By Tyler Pager
WASHINGTON – Military chiefs on Wednesday warned automatic spending cuts could result in scaled-back services and difficulties in meeting the increasingly volatile security environment.
Representatives from the Army, Navy, Air Force and Marines Corps urged the members of the Senate Armed Services committee to reverse the impacts of congressionally-mandated budget cuts.
“If we continue with these arbitrary defense cuts, we will harm our military’s ability to keep us safe,” said Sen. John McCain, R-Ariz., the committee’s chairmen. “America’s national defense can no longer be held hostage to domestic political disputes totally separated form the reality of the threats we face.”
The automatic budget cuts, known as sequestration, were the result of the Budget Control Act of 2011, which was passed to solve the debt-ceiling crisis of 2011. A 2014 report from the Department of Defense said its budget has been cut by nearly $600 billion since the passage of the Budget Control Act.
The chiefs each gave examples of how they have been forced to compromise their services.
General Mark Welsh, the chief of staff of the Air Force, said the country’s Air Force is the smallest it has ever been. Admiral Jonathan Greenert, chief of Naval operations, added the Navy has the fewest number of ships since World War I.
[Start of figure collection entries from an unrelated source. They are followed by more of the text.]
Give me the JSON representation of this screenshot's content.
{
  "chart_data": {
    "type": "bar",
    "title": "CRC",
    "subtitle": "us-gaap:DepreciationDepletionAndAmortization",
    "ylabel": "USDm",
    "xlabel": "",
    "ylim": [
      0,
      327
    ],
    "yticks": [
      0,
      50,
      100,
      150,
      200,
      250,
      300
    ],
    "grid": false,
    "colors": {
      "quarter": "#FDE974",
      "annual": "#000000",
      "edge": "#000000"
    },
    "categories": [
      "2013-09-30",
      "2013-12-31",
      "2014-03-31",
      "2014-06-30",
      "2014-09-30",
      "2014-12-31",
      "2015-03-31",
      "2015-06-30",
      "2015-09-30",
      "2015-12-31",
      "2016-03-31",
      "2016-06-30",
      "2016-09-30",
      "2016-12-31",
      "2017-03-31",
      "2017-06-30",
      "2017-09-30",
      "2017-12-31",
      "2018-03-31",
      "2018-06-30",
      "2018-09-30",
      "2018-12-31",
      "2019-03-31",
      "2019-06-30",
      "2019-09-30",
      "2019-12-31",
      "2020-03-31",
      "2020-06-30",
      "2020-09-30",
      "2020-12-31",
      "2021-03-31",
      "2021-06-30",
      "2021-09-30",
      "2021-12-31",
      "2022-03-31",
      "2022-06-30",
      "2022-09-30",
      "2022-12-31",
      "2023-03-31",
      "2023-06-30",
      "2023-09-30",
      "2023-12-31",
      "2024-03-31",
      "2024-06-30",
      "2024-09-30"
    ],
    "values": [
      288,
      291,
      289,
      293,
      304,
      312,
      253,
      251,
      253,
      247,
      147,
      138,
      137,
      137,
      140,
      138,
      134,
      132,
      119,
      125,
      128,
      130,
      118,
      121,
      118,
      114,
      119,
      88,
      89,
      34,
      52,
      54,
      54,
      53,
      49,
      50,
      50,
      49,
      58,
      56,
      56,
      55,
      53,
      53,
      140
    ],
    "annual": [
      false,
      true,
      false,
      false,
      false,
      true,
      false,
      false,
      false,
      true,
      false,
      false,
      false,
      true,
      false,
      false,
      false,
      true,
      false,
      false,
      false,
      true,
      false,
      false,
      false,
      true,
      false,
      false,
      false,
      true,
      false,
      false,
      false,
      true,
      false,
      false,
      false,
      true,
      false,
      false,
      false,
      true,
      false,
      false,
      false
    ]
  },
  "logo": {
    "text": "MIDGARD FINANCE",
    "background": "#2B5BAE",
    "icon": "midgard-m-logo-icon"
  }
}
With the rise of groups such as the Islamic State, General Raymond Odierno, chief of staff of the Army, said he fears sequestration will have dangerous long-term effects.
“In my 38 years of service, I have never seen a more dynamic and rapidly changing security environment than the one we face now,” he said. “We no longer live in a world where we have the luxury of time and stance to respond to threats facing our nation.”
Odierno said the budget cuts would jeopardize the Army’s ability to respond to simultaneous threats.
Senators agreed.
“It was expressly designed to be so stupid and unacceptable that Congress would never allow it to go into place,” said Angus King, D-Maine. “One of the reasons that it doesn’t make much sense is that we are focusing all of our budgetary attention on a declining part of the budget.”
Rather, King said mandatory programs in health care costs such as Medicaid and Medicare are the reason the budget is growing.
The military leaders also discussed the negative impacts the budget cuts are having on recruitment and retention efforts. Odierno said full sequestration would result in having to take 150,000 people out of active Army forces, thus relying more on the National Guard and reserves.
“The military is fundamentally different from other government agencies, from the private sector,” said Sen. Martin Heinrich, a Democrat from New Mexico. “You can’t hire in a colonel or a general from the private sector or from another agency.”
As Congress looks to find alternatives to automatic spending cuts, Sen. Claire McCaskill, D-Mo., said the committee needs to lead bipartisan efforts.
“Getting rid of sequestration I think is maybe the most imperative bipartisan challenge we have in the Senate,” she said.